Sept. 15 (Bloomberg) -- TRUenergy Pty. and AGL Energy Ltd. called for an Australian emissions trading system to spur investment to replace coal-fired power plants and said they look forward to working with new Climate Change Minister Greg Combet.
Continued doubts about whether the government will impose a price on carbon emissions would threaten spending, including as much as A$3 billion ($2.8 billion) Melbourne-based TRUenergy is ready to invest in gas-fired generation, Richard McIndoe, managing director of the CLP Holdings Ltd. unit, said today.
“We all would like a price on carbon,” McIndoe said in an interview in Sydney. “The issue is not about an ETS. The issue is one of transitional assistance. If it’s not done in this government and if this uncertainty continues, not for two to three years, but four to five years, and nobody is building, then you will have power shortages and insufficient capacity.”
Prime Minister Julia Gillard has tasked Combet, a former union leader, with leading an effort to impose a price on carbon to curb emissions in Australia, the world’s largest exporter of coal. Combet, 52, who was sworn in yesterday in Canberra, previously assisted Penny Wong in the climate change portfolio.
“He understands each part of the equation,” McIndoe said. “He understands the investors. He understands the importance of maintaining job security and not closing vast tracks of Hunter Valley and Latrobe Valley power stations. He also understands that an emissions trading scheme, longer term, is the most efficient way to provide a lower carbon economy.”
TRUenergy has a A$5 billion portfolio of generation and retail assets and operates the Yallourn coal-fired station in the Latrobe Valley east of Melbourne, Australia’s second-largest city, its website shows. Yallourn supplies 22 percent of Victoria state’s electricity needs.

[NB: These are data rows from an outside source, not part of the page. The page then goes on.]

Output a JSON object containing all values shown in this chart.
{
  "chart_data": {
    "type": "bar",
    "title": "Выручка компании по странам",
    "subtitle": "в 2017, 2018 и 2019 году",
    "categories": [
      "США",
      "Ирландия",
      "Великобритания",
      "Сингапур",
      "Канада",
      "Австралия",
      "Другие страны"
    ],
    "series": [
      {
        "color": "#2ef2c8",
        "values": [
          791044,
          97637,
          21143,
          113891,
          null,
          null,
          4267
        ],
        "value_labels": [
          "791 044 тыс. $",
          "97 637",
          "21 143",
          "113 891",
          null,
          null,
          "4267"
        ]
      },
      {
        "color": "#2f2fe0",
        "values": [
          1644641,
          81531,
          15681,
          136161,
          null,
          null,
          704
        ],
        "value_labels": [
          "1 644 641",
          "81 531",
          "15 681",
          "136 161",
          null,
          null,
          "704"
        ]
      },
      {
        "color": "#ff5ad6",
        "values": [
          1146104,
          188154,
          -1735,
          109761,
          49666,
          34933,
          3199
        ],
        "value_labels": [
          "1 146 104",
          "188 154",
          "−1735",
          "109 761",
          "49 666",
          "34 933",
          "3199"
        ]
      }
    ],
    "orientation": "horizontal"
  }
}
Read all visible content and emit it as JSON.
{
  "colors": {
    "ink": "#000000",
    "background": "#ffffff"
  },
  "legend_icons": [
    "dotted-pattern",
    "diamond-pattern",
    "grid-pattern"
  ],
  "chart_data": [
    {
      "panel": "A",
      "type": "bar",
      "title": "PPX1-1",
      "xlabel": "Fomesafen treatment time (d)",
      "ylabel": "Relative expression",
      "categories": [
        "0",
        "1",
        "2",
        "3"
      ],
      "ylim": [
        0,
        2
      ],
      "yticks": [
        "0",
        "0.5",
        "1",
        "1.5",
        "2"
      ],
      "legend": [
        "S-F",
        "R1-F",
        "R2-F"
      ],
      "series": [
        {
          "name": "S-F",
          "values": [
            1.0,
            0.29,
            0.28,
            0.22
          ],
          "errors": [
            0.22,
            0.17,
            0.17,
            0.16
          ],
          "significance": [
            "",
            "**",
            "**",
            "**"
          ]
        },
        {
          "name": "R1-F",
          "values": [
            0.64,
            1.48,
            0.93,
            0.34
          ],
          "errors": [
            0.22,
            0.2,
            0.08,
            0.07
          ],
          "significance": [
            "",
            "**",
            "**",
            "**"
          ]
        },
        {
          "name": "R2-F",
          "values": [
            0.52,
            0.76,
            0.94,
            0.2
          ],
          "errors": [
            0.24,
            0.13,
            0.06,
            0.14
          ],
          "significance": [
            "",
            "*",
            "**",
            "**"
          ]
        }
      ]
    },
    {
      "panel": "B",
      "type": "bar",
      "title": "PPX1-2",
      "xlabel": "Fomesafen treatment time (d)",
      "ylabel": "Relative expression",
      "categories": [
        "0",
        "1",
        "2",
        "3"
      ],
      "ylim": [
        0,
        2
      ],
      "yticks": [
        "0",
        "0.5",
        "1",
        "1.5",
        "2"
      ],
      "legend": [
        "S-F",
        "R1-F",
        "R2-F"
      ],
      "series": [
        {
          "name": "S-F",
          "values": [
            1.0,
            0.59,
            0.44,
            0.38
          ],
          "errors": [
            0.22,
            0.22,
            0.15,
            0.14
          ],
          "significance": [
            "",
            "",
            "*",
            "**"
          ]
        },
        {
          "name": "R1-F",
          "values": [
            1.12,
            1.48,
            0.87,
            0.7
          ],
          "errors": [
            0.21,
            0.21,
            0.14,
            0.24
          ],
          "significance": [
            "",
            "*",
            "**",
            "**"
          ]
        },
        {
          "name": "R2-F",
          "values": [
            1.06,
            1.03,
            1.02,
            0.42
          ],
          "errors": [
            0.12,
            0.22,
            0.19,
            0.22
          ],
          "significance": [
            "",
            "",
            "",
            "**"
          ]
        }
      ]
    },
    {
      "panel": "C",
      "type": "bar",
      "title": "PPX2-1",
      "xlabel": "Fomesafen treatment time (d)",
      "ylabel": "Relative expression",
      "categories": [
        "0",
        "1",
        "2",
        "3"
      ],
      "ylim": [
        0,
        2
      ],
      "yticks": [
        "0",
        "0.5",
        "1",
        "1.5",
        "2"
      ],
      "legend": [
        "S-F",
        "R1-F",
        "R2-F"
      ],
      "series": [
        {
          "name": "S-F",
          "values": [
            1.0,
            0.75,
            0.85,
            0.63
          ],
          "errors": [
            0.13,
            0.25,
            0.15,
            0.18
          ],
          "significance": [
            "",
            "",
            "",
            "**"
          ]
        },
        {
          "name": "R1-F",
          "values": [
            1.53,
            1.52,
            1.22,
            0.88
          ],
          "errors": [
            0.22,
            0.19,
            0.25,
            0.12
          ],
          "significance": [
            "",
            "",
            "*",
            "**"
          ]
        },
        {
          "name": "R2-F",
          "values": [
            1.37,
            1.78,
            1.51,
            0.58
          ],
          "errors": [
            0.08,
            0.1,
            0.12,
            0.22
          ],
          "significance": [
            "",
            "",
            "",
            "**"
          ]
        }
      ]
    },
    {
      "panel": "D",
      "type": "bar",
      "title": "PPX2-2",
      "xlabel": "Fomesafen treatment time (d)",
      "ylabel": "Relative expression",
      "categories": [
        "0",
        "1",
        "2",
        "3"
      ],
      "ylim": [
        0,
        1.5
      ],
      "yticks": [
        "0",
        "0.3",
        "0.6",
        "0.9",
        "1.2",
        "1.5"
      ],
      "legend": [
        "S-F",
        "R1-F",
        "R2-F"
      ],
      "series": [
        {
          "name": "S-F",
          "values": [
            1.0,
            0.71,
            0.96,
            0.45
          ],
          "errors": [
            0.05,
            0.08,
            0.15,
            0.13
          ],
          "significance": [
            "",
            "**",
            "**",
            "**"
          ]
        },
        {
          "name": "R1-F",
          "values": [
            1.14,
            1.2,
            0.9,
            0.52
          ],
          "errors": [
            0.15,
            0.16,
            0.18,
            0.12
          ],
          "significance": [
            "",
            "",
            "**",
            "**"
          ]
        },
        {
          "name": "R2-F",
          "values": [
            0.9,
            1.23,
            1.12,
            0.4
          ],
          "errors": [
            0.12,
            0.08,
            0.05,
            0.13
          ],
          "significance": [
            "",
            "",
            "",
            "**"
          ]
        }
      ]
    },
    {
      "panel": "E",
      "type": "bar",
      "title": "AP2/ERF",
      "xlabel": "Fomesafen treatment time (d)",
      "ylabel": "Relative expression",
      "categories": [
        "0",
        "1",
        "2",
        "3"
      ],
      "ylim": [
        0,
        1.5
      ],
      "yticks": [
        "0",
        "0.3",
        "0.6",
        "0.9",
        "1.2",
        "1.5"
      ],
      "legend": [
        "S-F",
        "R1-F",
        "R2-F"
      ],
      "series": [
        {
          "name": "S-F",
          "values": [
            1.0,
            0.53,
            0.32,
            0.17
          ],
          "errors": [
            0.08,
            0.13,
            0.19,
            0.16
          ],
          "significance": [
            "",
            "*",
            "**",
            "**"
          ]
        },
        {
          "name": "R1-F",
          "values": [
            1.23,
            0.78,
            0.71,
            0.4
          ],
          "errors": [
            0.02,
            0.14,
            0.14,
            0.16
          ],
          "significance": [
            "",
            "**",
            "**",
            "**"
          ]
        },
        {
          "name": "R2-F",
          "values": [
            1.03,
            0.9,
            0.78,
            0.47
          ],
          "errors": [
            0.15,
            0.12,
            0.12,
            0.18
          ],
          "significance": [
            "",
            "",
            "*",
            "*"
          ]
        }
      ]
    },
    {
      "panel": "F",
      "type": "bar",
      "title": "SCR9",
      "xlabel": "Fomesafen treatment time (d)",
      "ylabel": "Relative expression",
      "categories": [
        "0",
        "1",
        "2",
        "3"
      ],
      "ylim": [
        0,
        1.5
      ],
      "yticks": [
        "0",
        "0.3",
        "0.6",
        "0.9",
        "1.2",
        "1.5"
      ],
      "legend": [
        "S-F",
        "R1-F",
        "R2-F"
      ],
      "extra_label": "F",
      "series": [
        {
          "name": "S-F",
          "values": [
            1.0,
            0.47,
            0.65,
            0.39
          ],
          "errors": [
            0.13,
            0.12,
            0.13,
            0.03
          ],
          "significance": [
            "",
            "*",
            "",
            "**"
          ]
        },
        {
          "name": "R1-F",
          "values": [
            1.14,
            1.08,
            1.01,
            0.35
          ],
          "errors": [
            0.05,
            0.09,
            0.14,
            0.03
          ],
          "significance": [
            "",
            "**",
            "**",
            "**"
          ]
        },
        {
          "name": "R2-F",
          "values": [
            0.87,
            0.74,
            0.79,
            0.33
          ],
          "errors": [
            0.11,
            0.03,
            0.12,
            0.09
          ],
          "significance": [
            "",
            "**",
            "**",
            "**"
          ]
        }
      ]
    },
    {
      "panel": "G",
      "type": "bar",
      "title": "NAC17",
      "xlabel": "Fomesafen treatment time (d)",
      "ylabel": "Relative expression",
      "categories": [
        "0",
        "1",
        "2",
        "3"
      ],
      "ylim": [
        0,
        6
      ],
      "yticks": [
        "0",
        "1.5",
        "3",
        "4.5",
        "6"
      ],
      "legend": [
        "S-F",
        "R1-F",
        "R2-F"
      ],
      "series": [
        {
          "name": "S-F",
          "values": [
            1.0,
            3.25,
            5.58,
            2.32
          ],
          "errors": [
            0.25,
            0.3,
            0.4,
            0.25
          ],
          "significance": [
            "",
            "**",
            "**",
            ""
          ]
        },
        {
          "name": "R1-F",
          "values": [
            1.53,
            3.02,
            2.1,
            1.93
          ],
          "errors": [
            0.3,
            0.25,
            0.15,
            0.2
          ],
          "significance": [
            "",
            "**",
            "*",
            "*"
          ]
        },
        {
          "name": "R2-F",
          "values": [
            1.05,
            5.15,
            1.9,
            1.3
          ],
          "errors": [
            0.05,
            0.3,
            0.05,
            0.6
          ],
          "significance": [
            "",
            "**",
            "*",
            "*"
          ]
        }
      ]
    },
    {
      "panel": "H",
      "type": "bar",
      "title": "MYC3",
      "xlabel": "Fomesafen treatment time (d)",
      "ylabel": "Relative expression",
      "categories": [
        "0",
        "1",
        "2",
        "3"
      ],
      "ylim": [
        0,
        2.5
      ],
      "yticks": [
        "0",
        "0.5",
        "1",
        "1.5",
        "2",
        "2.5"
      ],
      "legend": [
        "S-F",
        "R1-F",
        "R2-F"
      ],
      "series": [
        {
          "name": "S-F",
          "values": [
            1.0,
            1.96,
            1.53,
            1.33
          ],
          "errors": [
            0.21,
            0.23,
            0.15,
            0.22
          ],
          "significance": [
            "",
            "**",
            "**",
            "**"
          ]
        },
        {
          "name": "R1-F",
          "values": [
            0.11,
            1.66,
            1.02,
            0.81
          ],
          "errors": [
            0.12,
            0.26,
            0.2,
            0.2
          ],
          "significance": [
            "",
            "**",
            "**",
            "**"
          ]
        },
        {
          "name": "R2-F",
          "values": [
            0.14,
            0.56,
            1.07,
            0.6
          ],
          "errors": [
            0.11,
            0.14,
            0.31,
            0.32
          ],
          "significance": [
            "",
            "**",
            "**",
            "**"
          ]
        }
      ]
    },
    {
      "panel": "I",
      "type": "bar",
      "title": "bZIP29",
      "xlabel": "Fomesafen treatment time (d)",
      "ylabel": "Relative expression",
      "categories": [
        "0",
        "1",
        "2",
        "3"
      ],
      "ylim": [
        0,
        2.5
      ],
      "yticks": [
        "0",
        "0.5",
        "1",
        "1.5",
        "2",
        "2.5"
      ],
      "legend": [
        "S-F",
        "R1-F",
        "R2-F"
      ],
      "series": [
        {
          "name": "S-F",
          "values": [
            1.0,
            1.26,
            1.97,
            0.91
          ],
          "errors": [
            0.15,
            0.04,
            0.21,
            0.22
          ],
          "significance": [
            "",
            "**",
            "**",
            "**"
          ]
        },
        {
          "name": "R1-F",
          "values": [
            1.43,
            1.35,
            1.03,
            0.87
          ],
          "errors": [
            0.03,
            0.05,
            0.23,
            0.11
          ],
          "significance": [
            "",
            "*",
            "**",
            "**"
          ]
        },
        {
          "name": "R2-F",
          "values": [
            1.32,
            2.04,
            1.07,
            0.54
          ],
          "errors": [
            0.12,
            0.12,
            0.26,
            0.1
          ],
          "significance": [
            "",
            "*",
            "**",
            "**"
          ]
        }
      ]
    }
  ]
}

Michael Fraser, chief executive officer of Sydney-based AGL Energy, said the company had discussed government amendments to the nation’s renewable energy target with Combet. AGL has said it accelerated plans for the A$1 billion Macarthur wind farm in the state of Victoria after the Australian Senate approved revisions to laws aimed at encouraging renewable energy.
“He got his head around complicated issues quickly,” Fraser said in an interview in Sydney yesterday. “It’s a difficult portfolio that’s going to require a lot of negotiation skills, and I think he has a demonstrated track record.”
While a price on carbon in Australia is inevitable, “it’s going to be very difficult” to achieve in the next two or three years, Fraser said.
Risk to Investment
“I don’t think anyone can predict how this is going to unfold, but if there isn’t legislative change, you won’t get large-scale investments like replacing coal-fired power stations with gas to make a real difference,” he said.
AGL rose 1.8 percent to A$15.82 at the market’s 4:10 p.m. close in Sydney. The stock has climbed 13 percent this year, compared with a 4.3 percent drop in the benchmark S&P/ASX 200 Index.
Australian lawmakers should consider an emissions-trading system that applies only to electricity generation and excludes transport and agriculture, Fraser said at a conference today.
“When you look at Canberra and you look at the political difficulties, and you look at the interests of stakeholders around the country, one of the things I would reflect on is that perhaps we have been too ambitious in trying to introduce an all-encompassing CPRS or emissions-trading scheme,” he said.
TRUenergy’s McIndoe said the government’s prior carbon pollution reduction plan introduced while Kevin Rudd was prime minister would have “impaired the company’s business by several hundred million dollars” and addressed the power industry last. McIndoe said in the interview he supports the AGL chief’s idea.
“I think Michael Fraser is right,” he said.
Gillard, who held on to power after the closest election in 70 years, won support from the Greens Party in exchange for setting up a climate change committee to move toward the introduction of a carbon price. The Greens benefited from a surge in support in the Aug. 21 election after the ruling Labor Party deferred its cap-and-trade plan until after 2012.